# Hop Plugs Vs Flowers



## QldKev (2/5/12)

Chatting to another brewer last night about some hop plugs I got, and their response was "they are not as good as flowers". I've always considered plugs as good as uncompressed flowers, can you tell the difference?

QldKev


----------



## Ross (2/5/12)

QldKev said:


> Chatting to another brewer last night about some hop plugs I got, and their response was "they are not as good as flowers". I've always considered plugs as good as uncompressed flowers, can you tell the difference?
> 
> QldKev




They are identical to flowers, just compressed into a plug for easier handling (feeding English casks). The added bonus is they store much better than loose flowers as only a small surface area is exposed to the air.
I'm intrigued to what this brewers reasons were behind their comment?

Cheers Ross


----------



## QldKev (2/5/12)

I should clarify too, this brewer is just a local home brewer who started AG a bit after me. 

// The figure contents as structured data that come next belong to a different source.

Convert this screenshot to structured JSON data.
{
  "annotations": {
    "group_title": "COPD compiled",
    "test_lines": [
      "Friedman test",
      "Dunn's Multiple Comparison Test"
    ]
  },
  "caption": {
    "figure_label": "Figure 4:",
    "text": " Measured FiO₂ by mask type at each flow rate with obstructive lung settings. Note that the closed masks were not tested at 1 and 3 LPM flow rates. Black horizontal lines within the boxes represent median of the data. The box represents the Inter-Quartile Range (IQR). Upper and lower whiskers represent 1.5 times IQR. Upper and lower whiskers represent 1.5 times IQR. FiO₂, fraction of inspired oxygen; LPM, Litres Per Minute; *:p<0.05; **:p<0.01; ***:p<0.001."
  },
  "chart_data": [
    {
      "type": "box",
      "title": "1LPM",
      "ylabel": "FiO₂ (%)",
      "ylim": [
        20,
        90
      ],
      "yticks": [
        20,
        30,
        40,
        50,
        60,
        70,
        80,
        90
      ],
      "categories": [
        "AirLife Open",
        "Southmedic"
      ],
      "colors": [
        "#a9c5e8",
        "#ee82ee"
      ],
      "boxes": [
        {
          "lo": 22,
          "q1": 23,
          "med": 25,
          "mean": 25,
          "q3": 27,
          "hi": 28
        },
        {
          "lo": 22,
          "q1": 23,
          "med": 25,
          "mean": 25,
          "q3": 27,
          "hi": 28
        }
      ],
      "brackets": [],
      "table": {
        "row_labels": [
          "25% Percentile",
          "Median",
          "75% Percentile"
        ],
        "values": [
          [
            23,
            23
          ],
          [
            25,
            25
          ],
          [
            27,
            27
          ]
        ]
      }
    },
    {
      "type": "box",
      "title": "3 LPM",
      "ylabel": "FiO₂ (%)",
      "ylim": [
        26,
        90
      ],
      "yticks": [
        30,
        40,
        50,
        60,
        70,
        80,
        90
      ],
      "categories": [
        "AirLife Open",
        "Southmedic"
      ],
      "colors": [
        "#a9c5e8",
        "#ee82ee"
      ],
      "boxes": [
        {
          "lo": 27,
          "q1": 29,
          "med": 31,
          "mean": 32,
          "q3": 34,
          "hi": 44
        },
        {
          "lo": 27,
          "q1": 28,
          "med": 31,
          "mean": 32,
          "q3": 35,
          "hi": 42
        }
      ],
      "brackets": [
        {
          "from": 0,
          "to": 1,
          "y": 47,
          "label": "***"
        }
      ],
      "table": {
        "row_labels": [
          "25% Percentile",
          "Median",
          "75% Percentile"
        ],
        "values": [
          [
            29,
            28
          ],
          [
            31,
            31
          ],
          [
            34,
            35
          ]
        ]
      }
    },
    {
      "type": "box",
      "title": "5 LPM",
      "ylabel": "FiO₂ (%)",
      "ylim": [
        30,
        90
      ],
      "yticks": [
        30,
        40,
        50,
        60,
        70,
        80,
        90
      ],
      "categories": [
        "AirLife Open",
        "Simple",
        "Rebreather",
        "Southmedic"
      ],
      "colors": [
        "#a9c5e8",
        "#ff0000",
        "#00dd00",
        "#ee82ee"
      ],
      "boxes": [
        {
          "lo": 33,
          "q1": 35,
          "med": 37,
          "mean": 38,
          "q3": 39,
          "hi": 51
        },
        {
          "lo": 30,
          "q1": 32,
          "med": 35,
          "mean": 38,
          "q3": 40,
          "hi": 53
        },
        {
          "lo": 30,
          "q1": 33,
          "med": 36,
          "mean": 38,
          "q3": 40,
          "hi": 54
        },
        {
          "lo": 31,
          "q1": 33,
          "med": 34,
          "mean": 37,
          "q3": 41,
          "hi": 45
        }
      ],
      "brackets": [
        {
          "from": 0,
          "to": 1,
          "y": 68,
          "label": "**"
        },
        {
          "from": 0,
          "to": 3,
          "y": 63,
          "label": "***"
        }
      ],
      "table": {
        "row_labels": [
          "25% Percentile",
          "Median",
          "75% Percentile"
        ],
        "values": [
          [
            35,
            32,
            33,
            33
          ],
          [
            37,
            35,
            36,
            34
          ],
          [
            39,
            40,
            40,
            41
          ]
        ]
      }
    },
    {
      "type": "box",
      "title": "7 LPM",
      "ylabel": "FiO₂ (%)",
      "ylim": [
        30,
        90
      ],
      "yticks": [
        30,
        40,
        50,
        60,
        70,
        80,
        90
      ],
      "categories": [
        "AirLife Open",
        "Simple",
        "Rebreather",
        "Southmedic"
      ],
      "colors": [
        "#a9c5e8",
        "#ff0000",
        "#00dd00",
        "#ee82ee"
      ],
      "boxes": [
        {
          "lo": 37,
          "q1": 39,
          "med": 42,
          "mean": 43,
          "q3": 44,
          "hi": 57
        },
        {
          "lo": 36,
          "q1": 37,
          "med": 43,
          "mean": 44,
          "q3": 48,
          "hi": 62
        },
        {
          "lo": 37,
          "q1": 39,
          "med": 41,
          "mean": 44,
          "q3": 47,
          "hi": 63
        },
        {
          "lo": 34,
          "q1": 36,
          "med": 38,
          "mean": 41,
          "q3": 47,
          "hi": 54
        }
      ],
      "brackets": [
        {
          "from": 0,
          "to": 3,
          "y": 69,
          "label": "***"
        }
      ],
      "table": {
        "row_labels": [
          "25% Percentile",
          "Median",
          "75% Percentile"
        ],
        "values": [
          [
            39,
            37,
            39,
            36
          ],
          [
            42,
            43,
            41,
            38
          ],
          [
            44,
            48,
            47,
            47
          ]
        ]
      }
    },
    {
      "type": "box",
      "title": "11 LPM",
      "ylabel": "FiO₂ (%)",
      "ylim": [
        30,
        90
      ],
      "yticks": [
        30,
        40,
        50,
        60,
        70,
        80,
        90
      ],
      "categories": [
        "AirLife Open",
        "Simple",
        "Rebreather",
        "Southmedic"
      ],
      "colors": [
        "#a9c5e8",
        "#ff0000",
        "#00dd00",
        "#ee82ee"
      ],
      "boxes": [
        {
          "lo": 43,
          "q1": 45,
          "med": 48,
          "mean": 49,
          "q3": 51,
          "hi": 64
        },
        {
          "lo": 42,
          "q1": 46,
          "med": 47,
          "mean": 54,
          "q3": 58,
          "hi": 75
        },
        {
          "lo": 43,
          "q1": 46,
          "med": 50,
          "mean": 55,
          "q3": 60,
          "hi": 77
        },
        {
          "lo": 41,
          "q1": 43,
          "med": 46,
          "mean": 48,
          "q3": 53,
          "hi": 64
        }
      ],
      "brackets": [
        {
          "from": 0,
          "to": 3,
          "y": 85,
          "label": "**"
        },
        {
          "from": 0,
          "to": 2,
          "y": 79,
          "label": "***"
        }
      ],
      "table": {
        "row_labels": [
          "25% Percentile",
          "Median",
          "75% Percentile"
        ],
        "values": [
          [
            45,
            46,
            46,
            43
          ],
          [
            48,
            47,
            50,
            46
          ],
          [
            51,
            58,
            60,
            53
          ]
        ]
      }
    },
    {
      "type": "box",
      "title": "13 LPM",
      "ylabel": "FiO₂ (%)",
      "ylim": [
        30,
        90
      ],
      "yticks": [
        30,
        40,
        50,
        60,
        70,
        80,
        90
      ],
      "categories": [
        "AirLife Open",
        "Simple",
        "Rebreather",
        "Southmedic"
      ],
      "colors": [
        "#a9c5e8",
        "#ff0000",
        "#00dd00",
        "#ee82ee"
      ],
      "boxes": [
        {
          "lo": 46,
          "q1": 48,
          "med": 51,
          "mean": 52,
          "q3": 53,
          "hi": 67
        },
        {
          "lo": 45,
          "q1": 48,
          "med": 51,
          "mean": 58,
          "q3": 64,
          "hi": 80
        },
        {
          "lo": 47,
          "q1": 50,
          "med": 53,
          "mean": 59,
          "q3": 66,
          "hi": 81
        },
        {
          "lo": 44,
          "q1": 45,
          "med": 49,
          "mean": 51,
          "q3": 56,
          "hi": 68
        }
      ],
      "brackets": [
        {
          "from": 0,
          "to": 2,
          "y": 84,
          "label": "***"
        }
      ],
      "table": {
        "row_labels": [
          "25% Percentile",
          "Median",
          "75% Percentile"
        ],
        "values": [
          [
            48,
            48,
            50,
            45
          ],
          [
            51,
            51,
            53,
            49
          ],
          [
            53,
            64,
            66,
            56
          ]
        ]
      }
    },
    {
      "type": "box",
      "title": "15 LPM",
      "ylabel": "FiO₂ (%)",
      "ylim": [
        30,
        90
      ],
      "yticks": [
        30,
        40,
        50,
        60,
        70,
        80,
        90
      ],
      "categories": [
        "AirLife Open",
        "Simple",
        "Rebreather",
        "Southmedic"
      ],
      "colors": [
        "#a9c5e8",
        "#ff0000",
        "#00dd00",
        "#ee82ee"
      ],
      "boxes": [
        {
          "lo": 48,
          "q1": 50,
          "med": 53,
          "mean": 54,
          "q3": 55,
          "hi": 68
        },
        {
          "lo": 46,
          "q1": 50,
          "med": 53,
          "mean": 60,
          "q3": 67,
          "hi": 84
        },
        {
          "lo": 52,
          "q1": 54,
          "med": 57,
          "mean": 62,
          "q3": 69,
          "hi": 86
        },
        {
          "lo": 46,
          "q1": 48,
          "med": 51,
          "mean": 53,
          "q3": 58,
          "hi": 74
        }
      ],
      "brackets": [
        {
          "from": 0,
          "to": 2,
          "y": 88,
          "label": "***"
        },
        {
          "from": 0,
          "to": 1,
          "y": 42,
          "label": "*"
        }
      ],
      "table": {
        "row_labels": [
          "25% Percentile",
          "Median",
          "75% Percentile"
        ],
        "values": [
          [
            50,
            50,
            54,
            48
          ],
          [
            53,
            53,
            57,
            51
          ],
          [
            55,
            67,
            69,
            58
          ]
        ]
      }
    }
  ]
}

What I got from it was the cell structure became damaged during the compression causing the compounds to become more unstable. I didn't think there was an excessive force in compressing them into plugs that could do this. At the time I just shrugged it off, but it just got me thinking maybe he could have been correct. 

Personally I can't tell any difference. 


QldKev


----------



## bigfridge (2/5/12)

Ross said:


> They are identical to flowers, just compressed into a plug for easier handling (feeding English casks). The added bonus is they store much better than loose flowers as only a small surface area is exposed to the air.
> I'm intrigued to what this brewers reasons were behind their comment?
> 
> Cheers Ross




I agree with Ross that they should be considered equivalent. While the purist will say that there is some damage to the lulipin glands during compression, they are certainly the best alternative that we can get here down under.

In the HB situation there are so many other variables that you can control that will influence the hop character present in th eglass.


----------



## black_labb (2/5/12)

there may be a difference when they are extremely fresh, but I'd suggest that plugs could end up being better than flowers after a short while.


----------